The Brighton Festival offers excellent opportunities to view the interiors of beautiful buildings that are normally closed to the general public. I was delighted to find the Middle Street Synagogue on the list this year so made sure that my name was down for a guided tour at the earliest opportunity.
Middle Street, in-between and parallel to West Street and East Street, was the earliest street to be developed in the centre of the Old Town of Brighthelmston. There are six listed buildings along its length, the most notable being the Mecca Bingo Hall and the Synagogue (no. 66) which was Grade II* Listed in 1971 on behalf of its sumptuous interior which has been described as one of the finest in Europe.
The Synagogue was built in 1874-5 to the designs of the Brighton architect Thomas Lainson, the surveyor of the Wick Estate. Interestingly, he was not Jewish, but won the contract after it was put out to tender. Its basilican shape gives it a Romanesque feel though it was principally built in the Byzantine style, signifying rich colours, mosaics and plenty of gold. It replaced an earlier synagogue on Devonshire Place and was consecrated on 23rd September 1875. The yellow brick façade is impressive though unremarkable. Corinthian columns flank the main door and numerous windows with voussoirs of red and blue tiles. A large pediment with Composite pilasters and an imposing circular window in the centre, gives little away about what lies within.

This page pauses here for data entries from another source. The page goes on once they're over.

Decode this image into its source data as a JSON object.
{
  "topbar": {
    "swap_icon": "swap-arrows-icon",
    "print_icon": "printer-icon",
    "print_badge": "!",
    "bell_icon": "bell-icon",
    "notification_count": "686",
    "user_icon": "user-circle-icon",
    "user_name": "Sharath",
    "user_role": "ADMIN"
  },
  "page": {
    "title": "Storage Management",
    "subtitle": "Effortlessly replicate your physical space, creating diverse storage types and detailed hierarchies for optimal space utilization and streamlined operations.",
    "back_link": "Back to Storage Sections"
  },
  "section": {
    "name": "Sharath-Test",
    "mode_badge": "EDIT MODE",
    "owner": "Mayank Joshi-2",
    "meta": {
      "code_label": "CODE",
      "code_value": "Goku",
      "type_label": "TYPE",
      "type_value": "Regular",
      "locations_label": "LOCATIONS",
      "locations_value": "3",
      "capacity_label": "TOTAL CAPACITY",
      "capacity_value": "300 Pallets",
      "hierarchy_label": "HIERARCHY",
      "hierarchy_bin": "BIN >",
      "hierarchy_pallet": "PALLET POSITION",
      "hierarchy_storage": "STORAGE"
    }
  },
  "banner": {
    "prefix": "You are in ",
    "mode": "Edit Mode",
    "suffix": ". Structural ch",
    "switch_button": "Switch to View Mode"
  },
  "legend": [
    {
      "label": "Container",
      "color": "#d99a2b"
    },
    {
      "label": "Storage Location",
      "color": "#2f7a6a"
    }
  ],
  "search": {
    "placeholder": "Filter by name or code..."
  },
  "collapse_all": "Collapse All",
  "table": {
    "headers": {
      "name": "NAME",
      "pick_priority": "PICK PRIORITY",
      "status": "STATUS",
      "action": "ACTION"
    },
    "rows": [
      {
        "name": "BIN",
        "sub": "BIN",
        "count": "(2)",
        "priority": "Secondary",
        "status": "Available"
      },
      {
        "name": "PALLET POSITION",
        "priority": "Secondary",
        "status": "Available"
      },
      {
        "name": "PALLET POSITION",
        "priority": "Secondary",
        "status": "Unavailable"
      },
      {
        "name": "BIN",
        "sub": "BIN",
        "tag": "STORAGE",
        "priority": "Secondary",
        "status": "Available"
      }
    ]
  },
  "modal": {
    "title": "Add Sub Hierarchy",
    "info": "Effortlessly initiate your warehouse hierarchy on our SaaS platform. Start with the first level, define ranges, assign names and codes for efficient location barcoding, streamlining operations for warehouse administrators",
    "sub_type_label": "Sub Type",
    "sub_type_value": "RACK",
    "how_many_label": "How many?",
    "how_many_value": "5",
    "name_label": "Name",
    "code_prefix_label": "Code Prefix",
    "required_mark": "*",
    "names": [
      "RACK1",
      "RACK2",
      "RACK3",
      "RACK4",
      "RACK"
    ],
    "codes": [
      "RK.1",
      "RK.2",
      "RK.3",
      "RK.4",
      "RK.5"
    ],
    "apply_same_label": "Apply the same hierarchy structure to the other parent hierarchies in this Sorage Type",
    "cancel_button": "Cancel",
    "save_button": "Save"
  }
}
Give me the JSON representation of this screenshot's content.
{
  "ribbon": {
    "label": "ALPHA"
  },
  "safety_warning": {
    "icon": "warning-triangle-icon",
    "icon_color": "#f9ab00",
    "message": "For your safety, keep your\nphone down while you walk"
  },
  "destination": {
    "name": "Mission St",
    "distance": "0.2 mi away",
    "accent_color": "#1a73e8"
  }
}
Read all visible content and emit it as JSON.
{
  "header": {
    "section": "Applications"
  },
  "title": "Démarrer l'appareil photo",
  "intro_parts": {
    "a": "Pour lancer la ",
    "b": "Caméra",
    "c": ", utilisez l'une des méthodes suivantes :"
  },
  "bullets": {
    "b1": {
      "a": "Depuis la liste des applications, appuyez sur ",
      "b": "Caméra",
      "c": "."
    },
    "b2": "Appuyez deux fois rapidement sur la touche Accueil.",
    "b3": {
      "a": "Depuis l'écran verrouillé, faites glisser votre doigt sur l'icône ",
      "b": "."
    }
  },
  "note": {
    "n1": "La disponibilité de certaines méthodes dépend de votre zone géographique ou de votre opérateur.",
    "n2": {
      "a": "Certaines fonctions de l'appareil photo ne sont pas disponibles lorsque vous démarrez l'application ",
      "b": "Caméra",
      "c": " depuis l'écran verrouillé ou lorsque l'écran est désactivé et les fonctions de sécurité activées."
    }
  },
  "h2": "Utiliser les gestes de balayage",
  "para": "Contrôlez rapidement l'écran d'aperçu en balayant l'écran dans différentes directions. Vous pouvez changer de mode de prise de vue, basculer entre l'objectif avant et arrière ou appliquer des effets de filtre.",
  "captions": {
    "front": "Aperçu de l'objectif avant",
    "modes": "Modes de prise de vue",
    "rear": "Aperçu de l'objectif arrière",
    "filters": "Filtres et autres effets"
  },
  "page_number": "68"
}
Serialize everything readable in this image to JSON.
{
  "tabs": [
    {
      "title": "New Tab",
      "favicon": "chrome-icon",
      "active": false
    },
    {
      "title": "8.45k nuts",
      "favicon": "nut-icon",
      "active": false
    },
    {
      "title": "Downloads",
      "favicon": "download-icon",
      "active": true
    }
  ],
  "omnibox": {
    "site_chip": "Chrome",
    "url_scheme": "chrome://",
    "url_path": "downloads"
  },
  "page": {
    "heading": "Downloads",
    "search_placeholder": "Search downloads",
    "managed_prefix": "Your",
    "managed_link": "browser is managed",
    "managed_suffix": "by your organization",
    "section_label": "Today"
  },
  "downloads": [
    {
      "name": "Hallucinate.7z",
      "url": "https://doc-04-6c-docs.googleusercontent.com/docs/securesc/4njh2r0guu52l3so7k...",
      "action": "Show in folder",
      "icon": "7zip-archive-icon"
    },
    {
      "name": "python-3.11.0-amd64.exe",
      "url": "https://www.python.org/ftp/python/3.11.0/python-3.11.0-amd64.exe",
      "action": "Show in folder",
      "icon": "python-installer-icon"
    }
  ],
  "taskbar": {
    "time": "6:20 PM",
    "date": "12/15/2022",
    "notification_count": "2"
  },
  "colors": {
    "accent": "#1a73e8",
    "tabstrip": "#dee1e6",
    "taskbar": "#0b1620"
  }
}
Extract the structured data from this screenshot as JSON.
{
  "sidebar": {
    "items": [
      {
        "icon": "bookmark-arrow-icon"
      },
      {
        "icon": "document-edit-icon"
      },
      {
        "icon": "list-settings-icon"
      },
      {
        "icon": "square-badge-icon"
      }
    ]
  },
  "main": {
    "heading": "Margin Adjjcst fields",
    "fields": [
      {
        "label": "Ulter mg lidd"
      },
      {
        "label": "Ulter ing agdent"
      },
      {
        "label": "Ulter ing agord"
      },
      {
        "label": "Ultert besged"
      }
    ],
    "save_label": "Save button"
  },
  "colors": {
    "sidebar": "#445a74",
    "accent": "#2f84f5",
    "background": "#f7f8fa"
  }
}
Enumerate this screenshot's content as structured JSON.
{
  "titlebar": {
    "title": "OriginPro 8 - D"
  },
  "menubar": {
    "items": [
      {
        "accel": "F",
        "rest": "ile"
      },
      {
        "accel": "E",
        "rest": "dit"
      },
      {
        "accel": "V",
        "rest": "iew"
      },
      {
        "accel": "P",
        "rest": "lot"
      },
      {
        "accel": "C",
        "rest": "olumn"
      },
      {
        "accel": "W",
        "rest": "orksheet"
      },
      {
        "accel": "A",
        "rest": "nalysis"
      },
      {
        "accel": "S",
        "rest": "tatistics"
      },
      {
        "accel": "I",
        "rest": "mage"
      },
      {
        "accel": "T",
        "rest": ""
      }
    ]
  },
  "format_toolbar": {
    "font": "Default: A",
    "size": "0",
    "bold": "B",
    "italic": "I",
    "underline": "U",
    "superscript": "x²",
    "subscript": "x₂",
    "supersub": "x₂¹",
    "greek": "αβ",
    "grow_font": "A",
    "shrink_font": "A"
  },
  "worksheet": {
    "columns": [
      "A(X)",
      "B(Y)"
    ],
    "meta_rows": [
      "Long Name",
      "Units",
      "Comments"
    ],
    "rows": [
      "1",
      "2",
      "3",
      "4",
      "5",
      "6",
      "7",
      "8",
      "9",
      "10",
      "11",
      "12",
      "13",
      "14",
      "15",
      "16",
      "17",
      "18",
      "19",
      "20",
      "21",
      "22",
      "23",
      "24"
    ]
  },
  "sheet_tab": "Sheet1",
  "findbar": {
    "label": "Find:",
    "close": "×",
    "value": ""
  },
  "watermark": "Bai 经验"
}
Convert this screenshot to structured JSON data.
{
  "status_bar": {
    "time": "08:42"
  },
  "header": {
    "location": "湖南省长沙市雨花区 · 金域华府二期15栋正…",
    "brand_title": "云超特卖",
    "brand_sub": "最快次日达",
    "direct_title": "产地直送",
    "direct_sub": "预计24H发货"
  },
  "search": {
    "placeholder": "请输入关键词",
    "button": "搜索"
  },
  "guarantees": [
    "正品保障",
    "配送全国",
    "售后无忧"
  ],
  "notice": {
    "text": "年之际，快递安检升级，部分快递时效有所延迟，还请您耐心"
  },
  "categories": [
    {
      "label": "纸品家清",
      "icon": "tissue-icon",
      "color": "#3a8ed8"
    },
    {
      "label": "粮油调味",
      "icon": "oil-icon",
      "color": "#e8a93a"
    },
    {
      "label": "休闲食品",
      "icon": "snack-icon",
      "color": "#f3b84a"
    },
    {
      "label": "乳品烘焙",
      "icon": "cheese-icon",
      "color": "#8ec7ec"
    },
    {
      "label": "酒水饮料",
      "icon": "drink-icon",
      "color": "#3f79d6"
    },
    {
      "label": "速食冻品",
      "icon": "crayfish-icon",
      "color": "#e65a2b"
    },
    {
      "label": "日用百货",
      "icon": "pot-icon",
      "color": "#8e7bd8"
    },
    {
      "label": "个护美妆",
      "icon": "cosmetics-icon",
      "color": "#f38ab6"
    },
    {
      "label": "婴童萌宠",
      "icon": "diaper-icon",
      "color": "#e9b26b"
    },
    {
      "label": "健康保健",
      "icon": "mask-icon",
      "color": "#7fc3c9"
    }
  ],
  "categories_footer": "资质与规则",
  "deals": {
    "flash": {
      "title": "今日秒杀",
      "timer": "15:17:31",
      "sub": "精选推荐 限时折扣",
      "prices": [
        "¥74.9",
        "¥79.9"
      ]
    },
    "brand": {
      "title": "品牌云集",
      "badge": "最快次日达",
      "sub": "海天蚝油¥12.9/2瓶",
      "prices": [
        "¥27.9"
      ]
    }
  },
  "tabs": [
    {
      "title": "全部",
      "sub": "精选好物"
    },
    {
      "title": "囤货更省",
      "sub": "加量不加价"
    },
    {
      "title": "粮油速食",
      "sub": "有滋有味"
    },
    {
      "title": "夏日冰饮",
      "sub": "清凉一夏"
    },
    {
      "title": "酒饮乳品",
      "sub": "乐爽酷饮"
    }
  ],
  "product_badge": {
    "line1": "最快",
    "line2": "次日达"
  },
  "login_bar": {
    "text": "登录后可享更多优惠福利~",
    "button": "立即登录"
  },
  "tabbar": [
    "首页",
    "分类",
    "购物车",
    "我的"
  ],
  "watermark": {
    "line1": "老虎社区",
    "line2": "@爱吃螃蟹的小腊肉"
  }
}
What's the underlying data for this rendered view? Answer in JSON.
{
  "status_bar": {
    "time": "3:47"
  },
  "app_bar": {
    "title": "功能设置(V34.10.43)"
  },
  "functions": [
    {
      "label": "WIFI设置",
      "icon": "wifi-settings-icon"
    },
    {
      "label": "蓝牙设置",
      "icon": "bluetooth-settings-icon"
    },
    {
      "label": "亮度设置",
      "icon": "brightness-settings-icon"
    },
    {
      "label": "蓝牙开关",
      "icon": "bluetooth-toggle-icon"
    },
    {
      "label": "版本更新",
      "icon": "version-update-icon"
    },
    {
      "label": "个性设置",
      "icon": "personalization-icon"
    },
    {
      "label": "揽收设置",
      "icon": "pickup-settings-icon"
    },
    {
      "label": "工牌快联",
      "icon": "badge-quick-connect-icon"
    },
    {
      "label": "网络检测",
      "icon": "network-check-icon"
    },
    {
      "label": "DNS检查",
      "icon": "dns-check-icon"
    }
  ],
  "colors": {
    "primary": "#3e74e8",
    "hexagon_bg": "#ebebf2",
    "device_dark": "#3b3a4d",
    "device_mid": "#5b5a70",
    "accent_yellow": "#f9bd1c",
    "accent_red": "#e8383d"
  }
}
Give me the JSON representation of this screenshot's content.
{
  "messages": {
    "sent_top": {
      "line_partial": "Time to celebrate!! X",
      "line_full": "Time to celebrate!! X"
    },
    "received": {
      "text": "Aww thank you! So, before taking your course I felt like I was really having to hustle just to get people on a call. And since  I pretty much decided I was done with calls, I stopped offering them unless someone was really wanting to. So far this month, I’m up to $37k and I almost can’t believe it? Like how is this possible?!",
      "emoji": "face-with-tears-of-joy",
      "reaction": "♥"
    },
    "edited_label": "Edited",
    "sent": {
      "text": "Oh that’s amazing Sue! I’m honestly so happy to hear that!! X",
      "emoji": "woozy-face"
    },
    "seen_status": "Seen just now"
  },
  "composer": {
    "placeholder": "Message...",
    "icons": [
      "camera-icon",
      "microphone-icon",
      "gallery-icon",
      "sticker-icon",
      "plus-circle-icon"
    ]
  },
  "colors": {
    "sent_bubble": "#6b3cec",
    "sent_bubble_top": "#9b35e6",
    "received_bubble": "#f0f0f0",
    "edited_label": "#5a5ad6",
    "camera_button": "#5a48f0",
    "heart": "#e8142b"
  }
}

The interior is remarkable. The upper galleries on three sides are supported by red marble columns with capitals showing the fruits of the Old Testament. Cloth draped over the balcony railings protects the modesty of the female members of the congregation, who always sit upstairs. Men always sit on the ground floor which boasts many fine gold ornaments – including two candelabrums from the Rothschild family. In the late 1800s, beautifully abstract stained glass windows were added. Many further improvements were made until 1914 through the splendid generosity of the Sassoon family. It was the first British synagogue to be equipped with electric lights and the Everlasting Light hangs above the Ark, remaining lit at all times.
Due to falling numbers, the congregation now meets on New Church Road in Hove. This leaves the future of the building not entirely certain as responsible maintenance is costly. Making it a museum would be a perfect solution. Shalom!